Mass Media and Popular Culture
In this blog I usually evaluate individual films at the rate of two a week. Today I want to write about a unique experience that I have had of using films to educate. In August I began teaching a sociology class, “Mass Media and Popular Culture,” at Queens College. The class meets at the un-Godly timeslot of 6:30-9:30 on Friday nights and has its final meeting on December 16. When I was first given this time slot I said, “Who is going to take a class that meets on a Friday night?” The answer, for me, was an education in and of itself.
At the first class I conducted a video interview with each student who was willing. The interview was strictly voluntary, but it is a good way for me to get to know students and learn their names. It is also an effective icebreaker that generates a friendly atmosphere. From these interviews I discovered that the students attending class at this late hour worked full time and then managed to go to school. In other words these were people who worked harder than I did, and yet they were coming to me to learn something. This revelation filled me with humility and a stronger than usual sense of responsibility and commitment.
My hard working students range in age from early twenties to grandparents. Over the past four months we discussed how media frames our perception of the world. Since the class is part of the Sociology Department I related media issues to sociology.
The second half of each class involved screening a narrative film or documentary, mostly documentaries, that illustrated a media topic. There were also at home screening and writing assignments. I did not require my students to buy expensive textbooks but I did require a Netflix membership. We watched a lot of films. I used mass media to teach mass media.
My class received a varied education on media issues and on how media has affected their lives and the lives of others. We screened the movie “They Wont Forget” (1937), a fictionalized account of the Leo Frank case of 1913. The film, plus a consideration of the actual facts of the case, provided a way of examining media manipulation, southern prejudice and politics in the early twentieth century. We also looked at how these issues were portrayed by media on screen. We screened and discussed “The Tillman Story” which concerned the government’s cover-up and media manipulation in the death of Pat Tillman in Afghanistan. We compared Daniel Ellsberg and his use of media in exposing the Pentagon Papers (“The Most Dangerous Man in America: Daniel Ellsberg and the Pentagon Papers”) during the Vietnam War with the current media work of Julian Assange and wikileaks (“Julian Assange: A Modern Day Hero?”). We examined the federal prosecutions of stoner comedian Tommy Chong (“a/k/a Tommy Chong”) and porn star Harry Reems (“Inside Deep Throat”). We looked at how these men had their first amendment rights trampled upon in the government’s zeal to prosecute their use of media. We screened the movie “Lenny” and discussed how comedian Lenny Bruce was prosecuted in the 1950s and 1960s for “obscene” humor that today would have gotten him his own HBO special. We discussed the ideas of Noam Chomsky (“Manufacturing Consent: Noam Chomsky and the Media”) and even managed to touch on Aristophane’s ancient Greek play “Lysistrata.”

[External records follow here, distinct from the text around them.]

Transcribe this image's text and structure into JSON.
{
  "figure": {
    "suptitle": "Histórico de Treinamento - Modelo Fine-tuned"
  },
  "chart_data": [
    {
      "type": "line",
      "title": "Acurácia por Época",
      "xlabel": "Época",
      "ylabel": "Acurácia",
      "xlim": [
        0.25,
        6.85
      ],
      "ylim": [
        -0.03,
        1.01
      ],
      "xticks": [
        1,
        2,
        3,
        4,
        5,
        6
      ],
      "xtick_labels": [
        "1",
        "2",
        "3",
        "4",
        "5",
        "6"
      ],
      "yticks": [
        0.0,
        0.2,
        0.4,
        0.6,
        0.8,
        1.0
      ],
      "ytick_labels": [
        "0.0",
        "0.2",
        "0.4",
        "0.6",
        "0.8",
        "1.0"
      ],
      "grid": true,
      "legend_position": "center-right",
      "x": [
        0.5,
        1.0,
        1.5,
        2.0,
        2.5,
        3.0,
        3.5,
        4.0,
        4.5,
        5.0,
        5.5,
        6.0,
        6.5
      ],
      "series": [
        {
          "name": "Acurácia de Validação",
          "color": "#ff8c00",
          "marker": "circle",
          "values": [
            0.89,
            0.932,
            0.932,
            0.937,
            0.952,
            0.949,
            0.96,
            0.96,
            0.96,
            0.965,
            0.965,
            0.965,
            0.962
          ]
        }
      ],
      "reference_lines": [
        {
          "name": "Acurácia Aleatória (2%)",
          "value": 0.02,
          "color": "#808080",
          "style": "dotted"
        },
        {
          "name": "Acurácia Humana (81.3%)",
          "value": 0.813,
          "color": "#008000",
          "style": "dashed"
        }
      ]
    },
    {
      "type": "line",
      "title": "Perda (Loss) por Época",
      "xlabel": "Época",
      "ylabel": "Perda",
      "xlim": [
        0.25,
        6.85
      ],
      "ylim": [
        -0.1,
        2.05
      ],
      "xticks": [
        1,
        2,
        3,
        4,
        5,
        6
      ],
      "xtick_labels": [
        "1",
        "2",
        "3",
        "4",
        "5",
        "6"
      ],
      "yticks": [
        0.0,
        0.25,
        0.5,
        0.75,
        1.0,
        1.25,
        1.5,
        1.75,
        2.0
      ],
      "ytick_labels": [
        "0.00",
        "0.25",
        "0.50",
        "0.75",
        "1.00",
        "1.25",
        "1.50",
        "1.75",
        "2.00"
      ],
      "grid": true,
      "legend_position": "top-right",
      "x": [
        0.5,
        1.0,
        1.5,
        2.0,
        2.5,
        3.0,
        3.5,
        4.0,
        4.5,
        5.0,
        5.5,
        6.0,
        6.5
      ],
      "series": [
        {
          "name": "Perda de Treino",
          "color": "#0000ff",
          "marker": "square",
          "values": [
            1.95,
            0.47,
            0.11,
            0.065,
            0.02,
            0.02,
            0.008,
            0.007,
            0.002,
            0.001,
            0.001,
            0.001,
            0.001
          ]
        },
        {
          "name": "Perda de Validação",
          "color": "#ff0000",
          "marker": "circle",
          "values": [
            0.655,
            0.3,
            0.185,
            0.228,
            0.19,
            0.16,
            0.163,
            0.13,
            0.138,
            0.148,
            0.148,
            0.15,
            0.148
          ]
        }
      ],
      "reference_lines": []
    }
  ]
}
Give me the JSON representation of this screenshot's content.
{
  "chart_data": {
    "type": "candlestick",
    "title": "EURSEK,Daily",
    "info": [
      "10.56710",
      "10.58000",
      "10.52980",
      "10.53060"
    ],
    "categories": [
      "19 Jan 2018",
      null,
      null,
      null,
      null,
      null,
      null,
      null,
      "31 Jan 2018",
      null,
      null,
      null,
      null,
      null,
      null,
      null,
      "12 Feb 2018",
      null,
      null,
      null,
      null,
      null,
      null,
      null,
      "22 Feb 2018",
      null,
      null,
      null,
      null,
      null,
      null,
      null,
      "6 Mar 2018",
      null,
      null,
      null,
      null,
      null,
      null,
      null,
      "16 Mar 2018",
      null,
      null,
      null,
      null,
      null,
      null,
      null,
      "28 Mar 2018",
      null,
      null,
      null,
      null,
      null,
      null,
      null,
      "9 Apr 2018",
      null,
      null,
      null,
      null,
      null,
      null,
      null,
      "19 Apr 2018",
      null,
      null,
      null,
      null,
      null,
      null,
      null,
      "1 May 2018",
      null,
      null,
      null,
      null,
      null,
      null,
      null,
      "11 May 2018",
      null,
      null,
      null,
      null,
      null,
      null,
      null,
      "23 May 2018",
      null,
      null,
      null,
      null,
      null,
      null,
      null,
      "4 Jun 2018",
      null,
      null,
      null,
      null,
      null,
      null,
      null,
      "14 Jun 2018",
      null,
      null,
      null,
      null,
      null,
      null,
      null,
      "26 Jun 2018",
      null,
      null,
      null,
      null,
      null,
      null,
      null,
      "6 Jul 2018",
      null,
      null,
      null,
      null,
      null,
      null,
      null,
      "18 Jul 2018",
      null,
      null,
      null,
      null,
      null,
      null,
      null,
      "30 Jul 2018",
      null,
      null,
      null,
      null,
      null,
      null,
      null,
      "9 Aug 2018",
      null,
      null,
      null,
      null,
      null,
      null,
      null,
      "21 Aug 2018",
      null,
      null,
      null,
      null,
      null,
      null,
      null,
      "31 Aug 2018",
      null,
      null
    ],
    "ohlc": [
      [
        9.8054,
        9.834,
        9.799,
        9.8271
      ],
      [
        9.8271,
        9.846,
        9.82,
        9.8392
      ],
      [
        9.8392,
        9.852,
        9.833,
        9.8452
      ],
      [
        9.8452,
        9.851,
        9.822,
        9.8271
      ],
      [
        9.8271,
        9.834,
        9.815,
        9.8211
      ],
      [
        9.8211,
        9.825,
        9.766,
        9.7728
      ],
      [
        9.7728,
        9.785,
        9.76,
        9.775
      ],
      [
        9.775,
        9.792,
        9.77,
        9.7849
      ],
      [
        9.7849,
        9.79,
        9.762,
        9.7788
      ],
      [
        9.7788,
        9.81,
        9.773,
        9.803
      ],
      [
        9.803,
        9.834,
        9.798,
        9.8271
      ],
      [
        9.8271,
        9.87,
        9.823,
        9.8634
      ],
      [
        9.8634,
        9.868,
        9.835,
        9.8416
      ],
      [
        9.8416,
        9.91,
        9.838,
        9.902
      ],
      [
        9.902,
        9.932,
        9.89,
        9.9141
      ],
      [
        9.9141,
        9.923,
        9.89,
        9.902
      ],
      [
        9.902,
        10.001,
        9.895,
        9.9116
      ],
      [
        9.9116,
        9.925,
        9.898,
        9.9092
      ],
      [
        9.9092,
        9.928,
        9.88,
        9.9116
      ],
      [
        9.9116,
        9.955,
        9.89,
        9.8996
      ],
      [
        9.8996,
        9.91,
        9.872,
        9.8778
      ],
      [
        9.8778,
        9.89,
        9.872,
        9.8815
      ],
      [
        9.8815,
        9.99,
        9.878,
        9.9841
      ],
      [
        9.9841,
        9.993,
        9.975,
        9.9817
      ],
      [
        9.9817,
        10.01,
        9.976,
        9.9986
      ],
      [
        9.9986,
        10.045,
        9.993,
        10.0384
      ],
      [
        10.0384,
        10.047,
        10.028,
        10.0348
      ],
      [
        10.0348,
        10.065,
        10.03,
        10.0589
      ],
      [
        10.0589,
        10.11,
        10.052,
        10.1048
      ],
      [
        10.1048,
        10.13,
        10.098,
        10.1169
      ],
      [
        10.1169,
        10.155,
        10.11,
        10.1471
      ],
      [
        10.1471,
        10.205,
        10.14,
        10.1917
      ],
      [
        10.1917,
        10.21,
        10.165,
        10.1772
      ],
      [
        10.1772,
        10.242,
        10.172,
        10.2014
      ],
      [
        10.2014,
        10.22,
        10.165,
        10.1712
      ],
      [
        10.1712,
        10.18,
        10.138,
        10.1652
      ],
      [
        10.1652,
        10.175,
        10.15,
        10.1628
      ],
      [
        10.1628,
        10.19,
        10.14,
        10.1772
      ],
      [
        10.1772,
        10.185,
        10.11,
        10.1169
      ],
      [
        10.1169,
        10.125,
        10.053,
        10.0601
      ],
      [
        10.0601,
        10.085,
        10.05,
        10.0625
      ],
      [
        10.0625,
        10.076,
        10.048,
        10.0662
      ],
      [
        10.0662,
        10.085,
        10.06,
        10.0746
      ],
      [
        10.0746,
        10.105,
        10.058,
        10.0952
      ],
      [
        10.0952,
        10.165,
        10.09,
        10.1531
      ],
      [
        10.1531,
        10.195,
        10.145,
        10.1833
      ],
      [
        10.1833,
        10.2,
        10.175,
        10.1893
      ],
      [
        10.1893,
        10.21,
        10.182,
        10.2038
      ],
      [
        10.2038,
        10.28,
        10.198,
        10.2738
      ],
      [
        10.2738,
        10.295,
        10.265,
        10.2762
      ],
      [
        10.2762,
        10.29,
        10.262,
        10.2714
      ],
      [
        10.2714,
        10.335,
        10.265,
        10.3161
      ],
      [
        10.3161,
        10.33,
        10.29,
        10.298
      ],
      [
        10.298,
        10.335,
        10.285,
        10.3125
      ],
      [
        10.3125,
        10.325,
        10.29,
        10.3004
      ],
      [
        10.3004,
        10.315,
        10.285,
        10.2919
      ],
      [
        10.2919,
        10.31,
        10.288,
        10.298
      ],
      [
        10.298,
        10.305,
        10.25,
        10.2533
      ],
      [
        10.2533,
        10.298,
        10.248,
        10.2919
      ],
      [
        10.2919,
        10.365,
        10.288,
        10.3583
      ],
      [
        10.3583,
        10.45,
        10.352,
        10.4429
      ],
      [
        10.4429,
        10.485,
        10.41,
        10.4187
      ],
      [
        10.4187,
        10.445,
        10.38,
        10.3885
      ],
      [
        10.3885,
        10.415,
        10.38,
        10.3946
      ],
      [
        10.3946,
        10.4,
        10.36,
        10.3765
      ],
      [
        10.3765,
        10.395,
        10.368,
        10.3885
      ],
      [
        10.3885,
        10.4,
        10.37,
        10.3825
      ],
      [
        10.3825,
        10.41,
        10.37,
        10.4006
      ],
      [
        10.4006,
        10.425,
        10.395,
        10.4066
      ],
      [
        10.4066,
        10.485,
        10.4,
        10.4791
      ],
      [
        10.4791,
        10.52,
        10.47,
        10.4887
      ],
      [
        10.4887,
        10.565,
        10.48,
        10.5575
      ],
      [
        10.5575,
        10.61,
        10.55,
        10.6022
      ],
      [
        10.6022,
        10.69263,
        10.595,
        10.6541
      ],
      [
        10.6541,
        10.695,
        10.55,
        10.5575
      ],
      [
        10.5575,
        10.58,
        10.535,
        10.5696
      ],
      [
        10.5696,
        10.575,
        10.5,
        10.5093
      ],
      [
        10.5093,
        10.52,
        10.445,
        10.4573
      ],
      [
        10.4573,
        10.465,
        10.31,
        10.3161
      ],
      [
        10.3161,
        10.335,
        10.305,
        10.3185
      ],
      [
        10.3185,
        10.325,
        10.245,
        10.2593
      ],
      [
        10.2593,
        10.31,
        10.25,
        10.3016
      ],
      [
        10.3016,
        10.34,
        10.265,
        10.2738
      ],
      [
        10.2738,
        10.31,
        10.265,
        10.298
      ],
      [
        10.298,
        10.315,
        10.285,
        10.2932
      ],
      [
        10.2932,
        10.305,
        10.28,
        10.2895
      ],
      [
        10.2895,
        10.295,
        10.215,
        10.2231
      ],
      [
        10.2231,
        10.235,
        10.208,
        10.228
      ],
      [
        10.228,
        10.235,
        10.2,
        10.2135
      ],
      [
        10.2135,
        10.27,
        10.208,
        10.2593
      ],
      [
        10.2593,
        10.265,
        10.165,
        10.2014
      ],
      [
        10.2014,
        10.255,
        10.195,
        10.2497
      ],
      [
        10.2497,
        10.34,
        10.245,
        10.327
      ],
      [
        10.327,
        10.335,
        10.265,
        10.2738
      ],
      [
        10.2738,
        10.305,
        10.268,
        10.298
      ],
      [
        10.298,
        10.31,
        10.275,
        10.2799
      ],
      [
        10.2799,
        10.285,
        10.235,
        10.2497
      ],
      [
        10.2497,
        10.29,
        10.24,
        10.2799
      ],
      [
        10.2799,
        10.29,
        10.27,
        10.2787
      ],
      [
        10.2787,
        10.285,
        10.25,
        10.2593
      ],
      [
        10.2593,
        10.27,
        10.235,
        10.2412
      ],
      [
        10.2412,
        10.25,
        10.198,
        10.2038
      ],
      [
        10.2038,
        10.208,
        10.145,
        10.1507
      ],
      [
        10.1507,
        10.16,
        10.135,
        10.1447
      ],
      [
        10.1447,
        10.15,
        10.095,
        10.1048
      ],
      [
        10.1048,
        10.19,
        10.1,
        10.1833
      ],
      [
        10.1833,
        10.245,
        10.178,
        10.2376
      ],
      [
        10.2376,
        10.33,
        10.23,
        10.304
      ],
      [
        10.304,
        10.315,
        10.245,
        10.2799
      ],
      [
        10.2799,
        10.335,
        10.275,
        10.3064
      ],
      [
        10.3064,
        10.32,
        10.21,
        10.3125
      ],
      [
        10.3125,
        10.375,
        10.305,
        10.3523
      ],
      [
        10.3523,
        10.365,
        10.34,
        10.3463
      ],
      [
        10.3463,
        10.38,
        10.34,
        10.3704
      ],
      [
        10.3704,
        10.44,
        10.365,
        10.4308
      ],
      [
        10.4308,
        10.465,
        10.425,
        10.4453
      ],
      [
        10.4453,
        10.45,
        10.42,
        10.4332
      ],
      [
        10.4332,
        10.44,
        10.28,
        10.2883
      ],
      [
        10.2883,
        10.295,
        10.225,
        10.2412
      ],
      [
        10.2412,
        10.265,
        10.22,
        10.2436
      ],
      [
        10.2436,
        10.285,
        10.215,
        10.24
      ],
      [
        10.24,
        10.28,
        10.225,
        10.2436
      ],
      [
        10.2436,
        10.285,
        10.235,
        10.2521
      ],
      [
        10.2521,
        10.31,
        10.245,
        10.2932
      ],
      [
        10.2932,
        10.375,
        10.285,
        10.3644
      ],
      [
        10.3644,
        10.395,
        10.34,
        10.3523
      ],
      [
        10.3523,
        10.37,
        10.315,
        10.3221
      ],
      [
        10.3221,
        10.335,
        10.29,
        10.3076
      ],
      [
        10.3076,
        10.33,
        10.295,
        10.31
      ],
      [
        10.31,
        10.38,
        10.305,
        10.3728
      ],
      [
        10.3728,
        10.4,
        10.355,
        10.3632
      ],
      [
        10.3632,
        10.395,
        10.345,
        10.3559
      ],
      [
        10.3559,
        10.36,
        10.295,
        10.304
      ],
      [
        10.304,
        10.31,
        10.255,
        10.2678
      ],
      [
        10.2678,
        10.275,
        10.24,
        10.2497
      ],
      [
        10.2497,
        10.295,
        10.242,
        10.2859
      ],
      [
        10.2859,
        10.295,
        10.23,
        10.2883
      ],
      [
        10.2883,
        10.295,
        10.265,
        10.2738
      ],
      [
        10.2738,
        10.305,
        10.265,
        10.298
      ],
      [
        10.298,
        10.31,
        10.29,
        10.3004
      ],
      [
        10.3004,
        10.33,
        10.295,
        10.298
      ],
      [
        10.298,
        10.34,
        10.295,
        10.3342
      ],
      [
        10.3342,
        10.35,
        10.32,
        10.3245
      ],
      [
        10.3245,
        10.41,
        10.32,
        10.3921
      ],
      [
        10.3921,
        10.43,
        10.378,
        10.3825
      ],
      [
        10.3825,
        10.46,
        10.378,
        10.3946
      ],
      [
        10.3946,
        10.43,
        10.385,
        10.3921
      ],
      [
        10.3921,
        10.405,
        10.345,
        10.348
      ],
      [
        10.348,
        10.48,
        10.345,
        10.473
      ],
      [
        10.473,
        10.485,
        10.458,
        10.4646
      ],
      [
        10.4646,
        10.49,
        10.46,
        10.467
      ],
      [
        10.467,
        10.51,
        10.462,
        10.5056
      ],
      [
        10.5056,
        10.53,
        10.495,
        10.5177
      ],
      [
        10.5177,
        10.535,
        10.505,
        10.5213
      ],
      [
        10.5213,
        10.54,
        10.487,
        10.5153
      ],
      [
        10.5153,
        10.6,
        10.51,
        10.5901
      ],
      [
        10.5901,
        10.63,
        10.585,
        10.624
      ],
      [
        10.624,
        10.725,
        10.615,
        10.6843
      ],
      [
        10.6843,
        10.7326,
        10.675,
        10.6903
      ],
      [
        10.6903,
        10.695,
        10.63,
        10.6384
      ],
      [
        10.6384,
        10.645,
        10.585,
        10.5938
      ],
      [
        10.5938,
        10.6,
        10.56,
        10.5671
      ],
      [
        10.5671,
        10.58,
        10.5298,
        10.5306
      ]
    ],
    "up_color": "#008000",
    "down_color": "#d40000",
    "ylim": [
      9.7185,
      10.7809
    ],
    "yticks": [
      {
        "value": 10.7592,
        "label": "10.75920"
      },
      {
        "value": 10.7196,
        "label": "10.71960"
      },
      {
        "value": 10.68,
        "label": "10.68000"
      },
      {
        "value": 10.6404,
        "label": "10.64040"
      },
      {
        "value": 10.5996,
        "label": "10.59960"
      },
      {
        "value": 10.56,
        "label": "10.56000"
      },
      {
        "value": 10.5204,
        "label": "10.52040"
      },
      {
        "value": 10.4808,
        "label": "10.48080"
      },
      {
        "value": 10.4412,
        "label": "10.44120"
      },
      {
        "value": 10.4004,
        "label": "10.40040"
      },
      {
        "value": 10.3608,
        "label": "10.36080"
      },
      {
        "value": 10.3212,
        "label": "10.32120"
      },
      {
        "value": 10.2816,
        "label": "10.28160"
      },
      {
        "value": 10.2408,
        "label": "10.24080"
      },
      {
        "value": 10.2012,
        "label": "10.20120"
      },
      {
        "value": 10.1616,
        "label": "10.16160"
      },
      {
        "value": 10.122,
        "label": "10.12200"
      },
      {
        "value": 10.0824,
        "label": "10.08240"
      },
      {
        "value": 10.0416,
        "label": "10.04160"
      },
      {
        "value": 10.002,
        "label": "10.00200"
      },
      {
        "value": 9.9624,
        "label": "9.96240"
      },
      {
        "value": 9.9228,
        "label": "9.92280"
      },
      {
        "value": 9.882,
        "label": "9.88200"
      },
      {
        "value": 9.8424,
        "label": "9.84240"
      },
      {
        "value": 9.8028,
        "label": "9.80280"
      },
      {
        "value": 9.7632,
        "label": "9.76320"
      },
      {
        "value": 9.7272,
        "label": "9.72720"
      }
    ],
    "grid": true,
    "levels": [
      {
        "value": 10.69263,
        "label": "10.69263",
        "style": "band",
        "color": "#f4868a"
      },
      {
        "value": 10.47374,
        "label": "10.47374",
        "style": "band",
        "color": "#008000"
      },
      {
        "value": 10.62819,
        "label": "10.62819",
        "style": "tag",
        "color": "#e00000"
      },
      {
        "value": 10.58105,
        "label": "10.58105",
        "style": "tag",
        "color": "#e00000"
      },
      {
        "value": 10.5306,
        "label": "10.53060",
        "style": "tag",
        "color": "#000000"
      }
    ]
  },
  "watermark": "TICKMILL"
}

A teacher friend told me that the relationship between a teacher and his students is formed within the first 20 minutes of the first class. That being the case it was apparent from the start that fate had given both teacher and students a fine match.
From Ancient Greece to Wikileaks we cut a wide swath through the human experience and had a lot of laughs along the way. Since it was my first time teaching this course I did not have the luxury of simply relying on what I had done in the past. There was no auto pilot on which to fall back. I had to work just as hard as my students to keep up and even, hopefully, stay ahead of them. Oh yeah, and they also learned a lot.